One of the most difficult tasks for a crime writer is coming up with an original motive. The Swedish author Lars Kepler (actually the pen name of Alexander Ahndoril and Alex-andra Coelho Ahndoril) pulls it off in The Sandman, translated by Neil Smith (Blue Door £16.99 / ST Bookshop price £14.99 / ebook £8.49). Jurek Walter is a serial killer, serving a life sentence in the secure wing of a hospital. His modus operandi was to kidnap his victims and keep them in excruciating conditions before they died or were dispatched.

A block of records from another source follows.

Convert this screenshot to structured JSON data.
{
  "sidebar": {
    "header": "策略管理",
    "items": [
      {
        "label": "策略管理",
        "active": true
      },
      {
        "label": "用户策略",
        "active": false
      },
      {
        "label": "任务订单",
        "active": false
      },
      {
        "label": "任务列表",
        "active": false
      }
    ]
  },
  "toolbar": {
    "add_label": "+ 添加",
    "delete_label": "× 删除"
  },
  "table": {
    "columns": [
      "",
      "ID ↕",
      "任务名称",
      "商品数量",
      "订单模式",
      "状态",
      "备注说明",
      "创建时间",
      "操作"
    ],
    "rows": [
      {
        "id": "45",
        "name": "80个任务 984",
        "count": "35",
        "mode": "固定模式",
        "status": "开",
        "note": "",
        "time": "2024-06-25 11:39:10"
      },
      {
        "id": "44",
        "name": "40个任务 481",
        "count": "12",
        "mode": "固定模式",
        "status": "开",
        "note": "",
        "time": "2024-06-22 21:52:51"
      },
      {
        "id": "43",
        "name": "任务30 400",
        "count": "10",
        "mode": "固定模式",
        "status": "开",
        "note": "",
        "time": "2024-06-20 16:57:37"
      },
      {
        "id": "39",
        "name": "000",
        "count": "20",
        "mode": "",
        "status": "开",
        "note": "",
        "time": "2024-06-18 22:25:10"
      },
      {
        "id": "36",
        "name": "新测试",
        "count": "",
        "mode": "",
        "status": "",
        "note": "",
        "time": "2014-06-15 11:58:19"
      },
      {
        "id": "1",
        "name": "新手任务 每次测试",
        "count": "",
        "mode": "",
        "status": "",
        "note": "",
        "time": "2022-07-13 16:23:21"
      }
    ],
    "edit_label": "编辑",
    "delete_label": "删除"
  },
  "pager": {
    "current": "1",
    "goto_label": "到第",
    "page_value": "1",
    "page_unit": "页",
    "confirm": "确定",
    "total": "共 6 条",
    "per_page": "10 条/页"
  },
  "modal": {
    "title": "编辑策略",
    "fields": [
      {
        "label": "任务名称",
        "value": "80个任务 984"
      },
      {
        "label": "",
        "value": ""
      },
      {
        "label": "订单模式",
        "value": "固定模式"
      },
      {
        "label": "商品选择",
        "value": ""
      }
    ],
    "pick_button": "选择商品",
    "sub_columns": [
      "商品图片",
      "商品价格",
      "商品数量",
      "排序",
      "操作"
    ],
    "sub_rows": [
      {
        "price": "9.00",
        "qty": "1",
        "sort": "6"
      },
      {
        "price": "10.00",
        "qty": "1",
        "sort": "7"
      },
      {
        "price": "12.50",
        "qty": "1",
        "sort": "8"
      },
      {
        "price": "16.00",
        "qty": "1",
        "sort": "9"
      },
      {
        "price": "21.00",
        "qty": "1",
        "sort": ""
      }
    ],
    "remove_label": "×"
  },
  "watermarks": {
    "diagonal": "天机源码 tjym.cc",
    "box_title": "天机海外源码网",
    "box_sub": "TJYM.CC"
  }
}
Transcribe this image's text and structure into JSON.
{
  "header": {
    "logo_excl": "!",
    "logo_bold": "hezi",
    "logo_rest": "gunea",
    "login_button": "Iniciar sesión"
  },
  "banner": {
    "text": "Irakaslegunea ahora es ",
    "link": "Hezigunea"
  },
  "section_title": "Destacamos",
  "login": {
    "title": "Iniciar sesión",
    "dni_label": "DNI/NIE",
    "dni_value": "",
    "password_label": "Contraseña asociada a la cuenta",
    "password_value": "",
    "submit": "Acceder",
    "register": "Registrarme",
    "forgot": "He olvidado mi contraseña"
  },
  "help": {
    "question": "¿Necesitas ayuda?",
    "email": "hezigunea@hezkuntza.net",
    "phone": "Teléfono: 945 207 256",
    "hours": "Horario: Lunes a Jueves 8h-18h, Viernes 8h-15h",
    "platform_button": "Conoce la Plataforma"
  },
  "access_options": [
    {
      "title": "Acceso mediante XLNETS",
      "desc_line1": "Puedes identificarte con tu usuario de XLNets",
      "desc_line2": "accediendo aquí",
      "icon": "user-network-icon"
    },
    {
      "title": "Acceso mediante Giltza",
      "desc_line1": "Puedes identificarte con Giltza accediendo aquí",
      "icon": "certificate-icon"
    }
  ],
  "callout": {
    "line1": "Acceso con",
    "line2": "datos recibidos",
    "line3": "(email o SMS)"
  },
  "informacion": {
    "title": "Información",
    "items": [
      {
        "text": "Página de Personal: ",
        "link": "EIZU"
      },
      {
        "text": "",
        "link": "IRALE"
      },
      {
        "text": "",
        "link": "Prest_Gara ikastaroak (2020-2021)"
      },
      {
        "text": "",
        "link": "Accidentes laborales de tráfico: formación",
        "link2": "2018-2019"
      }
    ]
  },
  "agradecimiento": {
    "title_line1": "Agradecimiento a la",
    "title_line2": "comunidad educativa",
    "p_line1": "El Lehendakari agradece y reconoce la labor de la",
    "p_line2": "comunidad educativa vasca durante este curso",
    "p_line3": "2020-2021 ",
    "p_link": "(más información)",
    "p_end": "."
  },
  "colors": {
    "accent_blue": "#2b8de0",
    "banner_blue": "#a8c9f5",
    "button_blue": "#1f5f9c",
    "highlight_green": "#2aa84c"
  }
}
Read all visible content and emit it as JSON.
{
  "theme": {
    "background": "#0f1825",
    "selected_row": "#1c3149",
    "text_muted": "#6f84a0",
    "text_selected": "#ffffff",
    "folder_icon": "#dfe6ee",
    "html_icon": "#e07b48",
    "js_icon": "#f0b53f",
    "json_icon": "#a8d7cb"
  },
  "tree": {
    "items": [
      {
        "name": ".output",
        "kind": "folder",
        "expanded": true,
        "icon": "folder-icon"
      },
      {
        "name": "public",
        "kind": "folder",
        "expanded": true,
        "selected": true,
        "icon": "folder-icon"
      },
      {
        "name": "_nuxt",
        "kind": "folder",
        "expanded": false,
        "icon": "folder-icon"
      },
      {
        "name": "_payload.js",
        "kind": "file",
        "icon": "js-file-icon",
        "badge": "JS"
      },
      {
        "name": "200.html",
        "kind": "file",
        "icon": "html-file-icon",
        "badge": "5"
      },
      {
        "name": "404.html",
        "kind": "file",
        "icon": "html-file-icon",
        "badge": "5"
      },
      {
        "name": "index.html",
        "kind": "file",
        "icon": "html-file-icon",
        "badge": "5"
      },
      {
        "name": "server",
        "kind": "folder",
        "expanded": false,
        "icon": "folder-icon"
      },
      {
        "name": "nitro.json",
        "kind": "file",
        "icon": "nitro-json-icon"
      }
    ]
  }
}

The book begins with one of Walter’s victims, an emaciated young man, staggering across a bridge near Stockholm during a blizzard. The boy and his sister disappeared, presumed drowned, seven years earlier. Now it seems that the youngsters have been held in a concrete bunker all this time. Kepler’s plots are always thrilling, but The Sandman is one of the most hair-raising crime novels published this year.

Anthony Quinn’s widely anticipated second novel Disappeared (Head of Zeus £12.99 / ST Bookshop price £11.69 / ebook 99p) is set in Northern Ireland. A former detective vanishes from the remote cottage he shares with his sister. Another man, who used to be an informer, is tortured to death. This is a tough yet lyrical novel, evoking a desperate period of Irish history when paramilitaries “disappeared” people they suspected of cooperating with the authorities.